Virale oder durch andere Bakterien bedingte Entzündungen wendet eine Pneumokokken-Impfung nicht ab. Die Impfung gegen Pneumokokken ist aber äußerst wichtig, um die Morbidität invasiver Pneumokokken-Erkrankungen und die daraus resultieren Folgen wie Krankenhauseinweisungen, Behinderung und Tod zu reduzieren.

Die Impfung erfolgt zu den gleichen Zeitpunkten wie die Sechsfachimpfung. Eine Auffrischimpfung ist aber nicht erforderlich. Der Pneumokokken-Impfstoff, den Kinder erhalten, ist ein Konjugatimpfstoff. Bei diesem sind die Bakterienbestandteile an ein Trägerprotein gekoppelt, um eine ausreichende Immunantwort zu erhalten.

RSV- und Influenza-Infektionen

Ebenfalls gefährlich für Säuglinge und kleine Kinder sind respiratorische Synzytial-Viren (RSV).
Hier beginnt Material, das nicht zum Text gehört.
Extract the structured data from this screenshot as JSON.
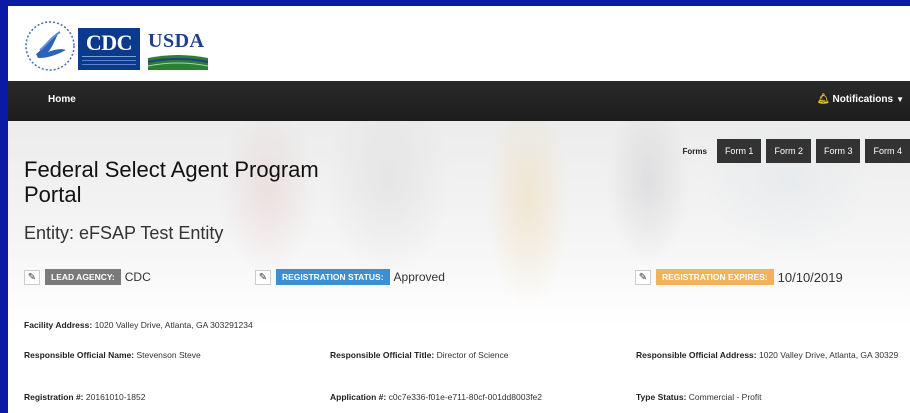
{
  "logos": {
    "cdc": "CDC",
    "usda": "USDA",
    "hhs_icon": "hhs-eagle-seal-icon"
  },
  "nav": {
    "home": "Home",
    "notifications": "Notifications",
    "notif_icon": "bell-icon"
  },
  "forms": {
    "label": "Forms",
    "buttons": [
      "Form 1",
      "Form 2",
      "Form 3",
      "Form 4"
    ]
  },
  "page": {
    "title": "Federal Select Agent Program Portal",
    "entity": "Entity: eFSAP Test Entity"
  },
  "status": {
    "lead_agency_label": "LEAD AGENCY:",
    "lead_agency_value": "CDC",
    "registration_status_label": "REGISTRATION STATUS:",
    "registration_status_value": "Approved",
    "registration_expires_label": "REGISTRATION EXPIRES:",
    "registration_expires_value": "10/10/2019"
  },
  "details": {
    "facility_address_label": "Facility Address:",
    "facility_address_value": "1020 Valley Drive, Atlanta, GA 303291234",
    "ro_name_label": "Responsible Official Name:",
    "ro_name_value": "Stevenson Steve",
    "ro_title_label": "Responsible Official Title:",
    "ro_title_value": "Director of Science",
    "ro_address_label": "Responsible Official Address:",
    "ro_address_value": "1020 Valley Drive, Atlanta, GA 30329",
    "registration_num_label": "Registration #:",
    "registration_num_value": "20161010-1852",
    "application_num_label": "Application #:",
    "application_num_value": "c0c7e336-f01e-e711-80cf-001dd8003fe2",
    "type_status_label": "Type Status:",
    "type_status_value": "Commercial - Profit"
  },
  "colors": {
    "outer_border": "#0a1aa6",
    "navbar": "#222222",
    "badge_gray": "#7a7a7a",
    "badge_blue": "#3c8fd0",
    "badge_orange": "#f0b35a"
  }
}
Sie gelten als Hauptursache für Atemwegserkrankungen in diesem Alter. Bei mildem Verlauf gleicht die Infektion einer normalen Erkältung, die mit Symptomen wie Schnupfen, trockenem Husten, Niesen und Halsschmerzen einhergeht, die nach einigen Tagen von alleine wieder abklingen.

Schwere Verläufe sind durch Fieber, schnellere Atmung, Giemen, Husten mit Auswurf sowie einer trockenen, kalten und blassen Haut gekennzeichnet. Bei Kindern unter 18 Monaten ist zusätzlich die Fontanelle eingesunken. Komplikationen wie eine Bronchiolitis, obstruktive Bronchitis oder lebensbedrohliche Pneumonien sind Ursache dafür, dass RSV-Infektionen einer der häufigsten Gründe für Krankenhauseinweisungen darstellen. RS-Viren treten in Europa seit Oktober 2022 gemeinsam mit den Influenza-Viren gehäuft auf.

Da auch eine Grippe (Influenza) aufgrund schwerer Komplikationen (z. B. Pneumonie, Sepsis) häufig im Krankenhaus behandelt werden muss, wird Kindern und Jugendlichen bis 17 Jahre, die infolge eines Grundleidens (z. B. chronische Erkrankung der Atemwegsorgane, Diabetes, Herz- oder Kreislauferkrankungen, Leber- oder Nierenkrankheiten) eine erhöhte gesundheitliche Gefährdung aufweisen, geraten, sich gegen Grippe impfen zu lassen. Die Impfung ist ab einem Alter von sechs Monaten möglich. Ein Impfstoff gegen das RS-Virus steht hingegen nicht zur Verfügung.